August 6, 2019
I am on the campus of Bluffton University in Buffton, Ohio. This campus is under siege by the Boston Crusaders whose ranks are spread out among the many fine campus halls under the welcome shade trees. The sopranos are in one quad, the baritone in another. Tubas are in a field behind the stadium and the mellophones are somewhere. The percussion battery and pit are on the stadium field, tirelessly working on their challenging musical book. This is crunch time with two days of rehearsal at this temporary sanctuary in the middle of the vast cornfields of western Ohio before the DCI World Championship in Indianapolis. Being the groupie that I have become and since I have no better place to kill time, I have hooked my wagon on with them again. The corps arrived last night after the show in Akron. I took respite at the Hampton, taking the time this morning to work on my blog posts. On the way here to Bluffton this afternoon, I discovered a five-star laundry mat in Madison, Ohio where I washed a weeks worth of clothes that I retrieved from the cargo box on top of the Silver Bullet, my Volvo wagon. Yay, clean clothes again!
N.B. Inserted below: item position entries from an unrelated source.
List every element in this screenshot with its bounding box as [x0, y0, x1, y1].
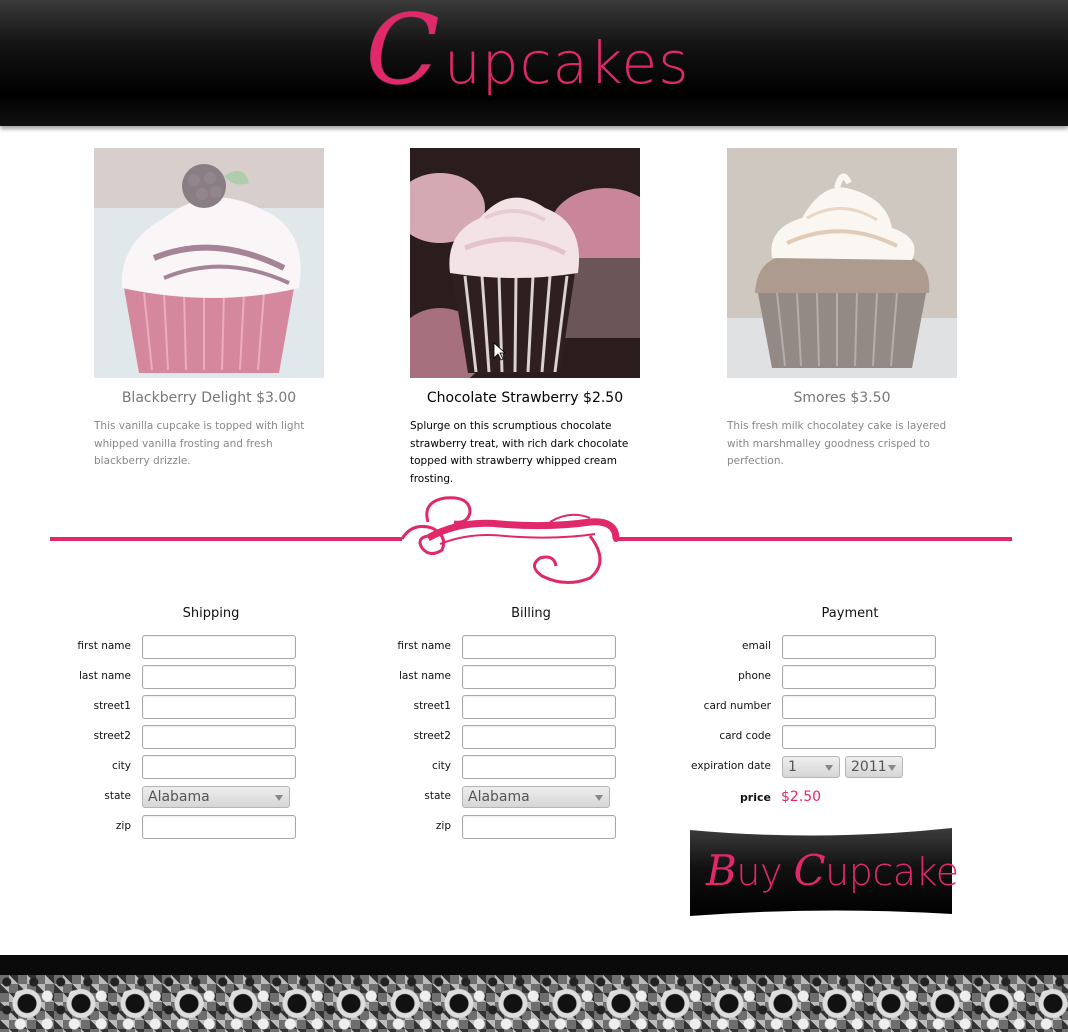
site-header: C upcakes: [0, 0, 1068, 126]
billing-street1-label: street1: [413, 700, 451, 712]
logo-initial: C: [366, 0, 440, 106]
product-smores[interactable]: Smores $3.50 This fresh milk chocolatey …: [727, 148, 967, 471]
shipping-street2-field[interactable]: [142, 725, 296, 749]
shipping-zip-label: zip: [115, 820, 131, 832]
billing-first-name-label: first name: [397, 640, 451, 652]
shipping-street1-field[interactable]: [142, 695, 296, 719]
billing-state-label: state: [424, 790, 451, 802]
buy-initial-c: C: [793, 846, 826, 895]
shipping-street1-label: street1: [93, 700, 131, 712]
shipping-state-label: state: [104, 790, 131, 802]
billing-state-select[interactable]: Alabama: [462, 786, 610, 808]
expiration-year-value: 2011: [851, 759, 887, 775]
billing-last-name-field[interactable]: [462, 665, 616, 689]
footer-bar: [0, 955, 1068, 975]
chevron-down-icon: [595, 795, 603, 801]
shipping-state-select[interactable]: Alabama: [142, 786, 290, 808]
product-description: Splurge on this scrumptious chocolate st…: [410, 420, 629, 485]
payment-title: Payment: [821, 606, 879, 621]
price-value: $2.50: [781, 789, 822, 805]
product-image-blackberry-delight[interactable]: [94, 148, 324, 378]
payment-email-field[interactable]: [782, 635, 936, 659]
shipping-city-field[interactable]: [142, 755, 296, 779]
shipping-last-name-label: last name: [78, 670, 131, 682]
buy-text-1: uy: [736, 850, 794, 894]
cupcake-illustration: [94, 148, 324, 378]
product-description: This fresh milk chocolatey cake is layer…: [727, 420, 947, 467]
product-image-chocolate-strawberry[interactable]: [410, 148, 640, 378]
shipping-street2-label: street2: [93, 730, 131, 742]
payment-phone-label: phone: [738, 670, 771, 682]
payment-card-code-field[interactable]: [782, 725, 936, 749]
buy-text-2: upcake: [825, 850, 959, 894]
buy-cupcake-button[interactable]: Buy Cupcake: [690, 828, 959, 916]
billing-state-value: Alabama: [468, 789, 530, 805]
billing-city-label: city: [431, 760, 451, 772]
shipping-zip-field[interactable]: [142, 815, 296, 839]
chevron-down-icon: [888, 765, 896, 771]
buy-initial-b: B: [706, 846, 737, 895]
chevron-down-icon: [825, 765, 833, 771]
billing-street2-label: street2: [413, 730, 451, 742]
product-image-smores[interactable]: [727, 148, 957, 378]
product-blackberry-delight[interactable]: Blackberry Delight $3.00 This vanilla cu…: [94, 148, 334, 471]
shipping-last-name-field[interactable]: [142, 665, 296, 689]
chevron-down-icon: [275, 795, 283, 801]
payment-card-number-label: card number: [703, 700, 771, 712]
product-name[interactable]: Blackberry Delight $3.00: [94, 390, 324, 406]
billing-title: Billing: [511, 606, 551, 621]
billing-street2-field[interactable]: [462, 725, 616, 749]
billing-zip-label: zip: [435, 820, 451, 832]
logo-text: upcakes: [444, 29, 690, 97]
buy-cupcake-label: Buy Cupcake: [706, 846, 959, 895]
product-name[interactable]: Chocolate Strawberry $2.50: [410, 390, 640, 406]
payment-email-label: email: [742, 640, 771, 652]
payment-phone-field[interactable]: [782, 665, 936, 689]
shipping-state-value: Alabama: [148, 789, 210, 805]
cupcake-illustration: [410, 148, 640, 378]
billing-city-field[interactable]: [462, 755, 616, 779]
shipping-city-label: city: [111, 760, 131, 772]
payment-expiration-label: expiration date: [691, 760, 771, 772]
cupcake-illustration: [727, 148, 957, 378]
expiration-year-select[interactable]: 2011: [845, 756, 903, 778]
product-chocolate-strawberry[interactable]: Chocolate Strawberry $2.50 Splurge on th…: [410, 148, 650, 488]
site-logo[interactable]: C upcakes: [366, 2, 696, 110]
product-name[interactable]: Smores $3.50: [727, 390, 957, 406]
billing-last-name-label: last name: [398, 670, 451, 682]
billing-street1-field[interactable]: [462, 695, 616, 719]
shipping-first-name-field[interactable]: [142, 635, 296, 659]
price-label: price: [739, 791, 771, 804]
billing-first-name-field[interactable]: [462, 635, 616, 659]
footer-damask-pattern: [0, 975, 1068, 1032]
shipping-first-name-label: first name: [77, 640, 131, 652]
shipping-title: Shipping: [182, 606, 240, 621]
billing-zip-field[interactable]: [462, 815, 616, 839]
expiration-month-value: 1: [788, 759, 797, 775]
swirl-divider: [50, 496, 1012, 584]
expiration-month-select[interactable]: 1: [782, 756, 840, 778]
product-description: This vanilla cupcake is topped with ligh…: [94, 420, 305, 467]
payment-card-code-label: card code: [719, 730, 771, 742]
payment-card-number-field[interactable]: [782, 695, 936, 719]
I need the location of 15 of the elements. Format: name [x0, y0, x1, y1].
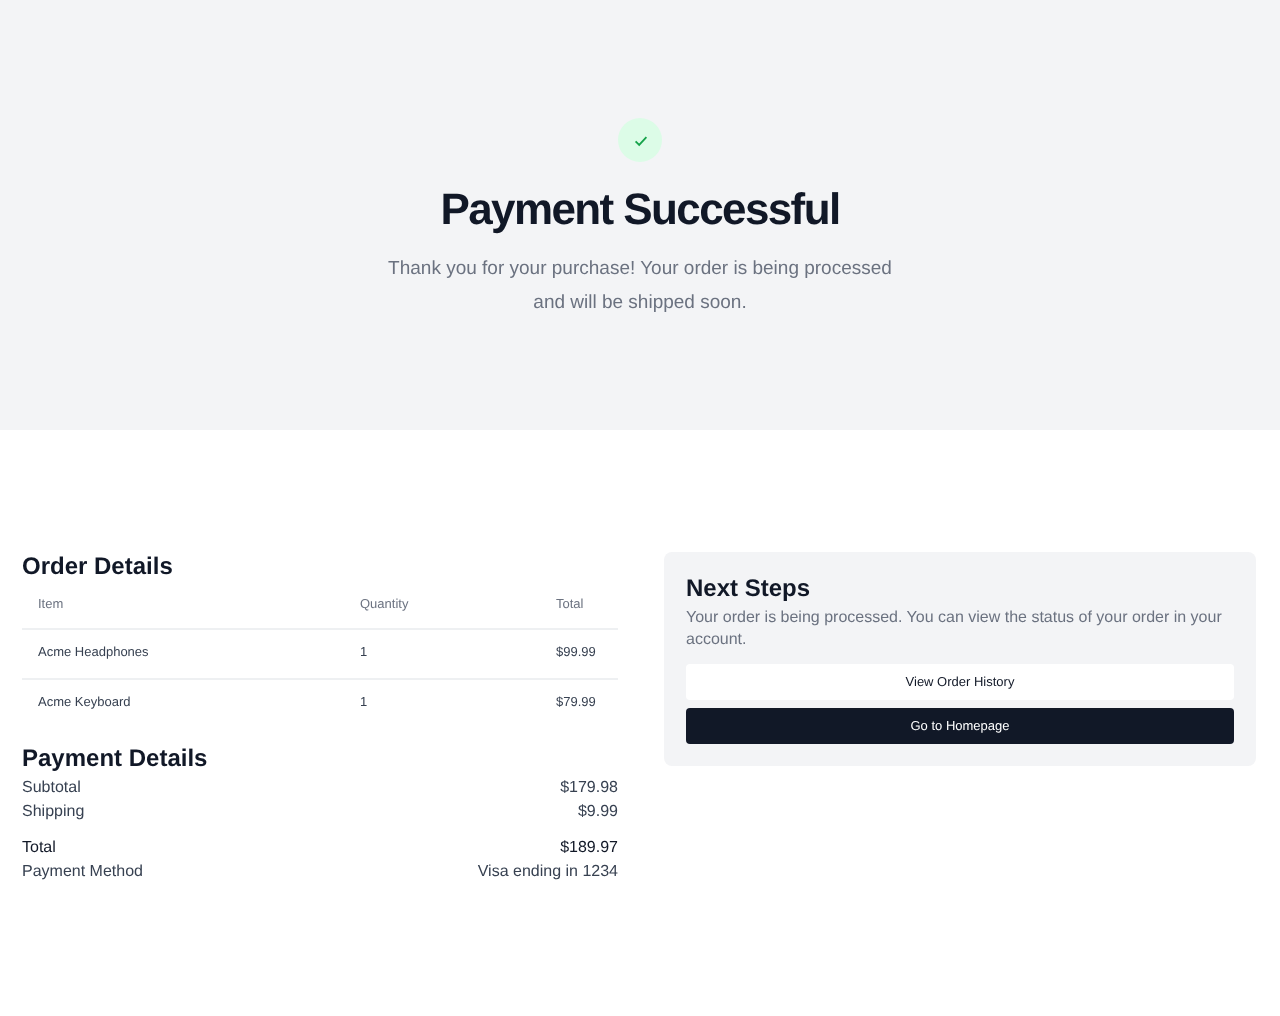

The Tour of Champions in Akron did not disappoint. Once again, I was blessed with a perfect night for outdoor drum corps. The stadium was larger than the Tiger Stadium in Massillon with most of the seats filled. I met a father and son who were very happy to purchase my extra tickets and we all enjoyed the fusillade of one fine drum corps after another in the best seats in the house at row 1 of the middle section, between the 45s. Having been in the stands at several shows so far talking with fellow fans, I have heard a consistent din about the impact of electronics such as mic’ing of individuals as well as blanketing the sideline with mics to pick up the field sound and pushing it through the sound system. And, the amount of the music coming from the sound systems compared to live performers on the field. Some would ask, to what extent is this faking it if 30% of the audio entertainment that the fan experiences is pre-recorded. When I hear a soloist sing, I look for that person only to realize that those pipes were recorded long ago. When I hear a live horn soloist on the field, I am constantly looking around to make visual contact, much to my frustration sometimes not actually locating that person. Are the corps hearing what I am hearing from the audience? Many have groused that the electronics steps on the live performers and is annoying when it overwhelms them. Will this cycle through and get dialed back so once again we judge the show based on the musical skill of those on the field, or has this train left the station? I have mixed feelings about it like the variety of opinions that I have heard. I will be in the sound-zone in Indianapolis at a low stadium row 15. I expect to be more assaulted by the woofers and tweeters than the natural wind of the members.
I am sitting in the Bluffton University Stadium watching the evening ensemble rehearsal of the Boston Crusaders who are working just as hard as the early rehearsals in May back in Castleton University. With the final competitions to begin in just two days, everyone is intently ironing out the imperfections and cleaning the sound. Gino is working the entire brass ensemble through the book from up high and the rest of the brass staff is on the field giving direct feedback. Earlier, I procured a half-bushel of vine-ripened tomatoes and dropped them off to the food trailer. I was planning on having dinner with the staff and volunteers but my extended run in the local park and preserve went overtime due to the great wooded, unpaved trail system the kept luring me in for another short loop on a different trail. I have had so many great runs since I have been on tour with drum corps shows this year.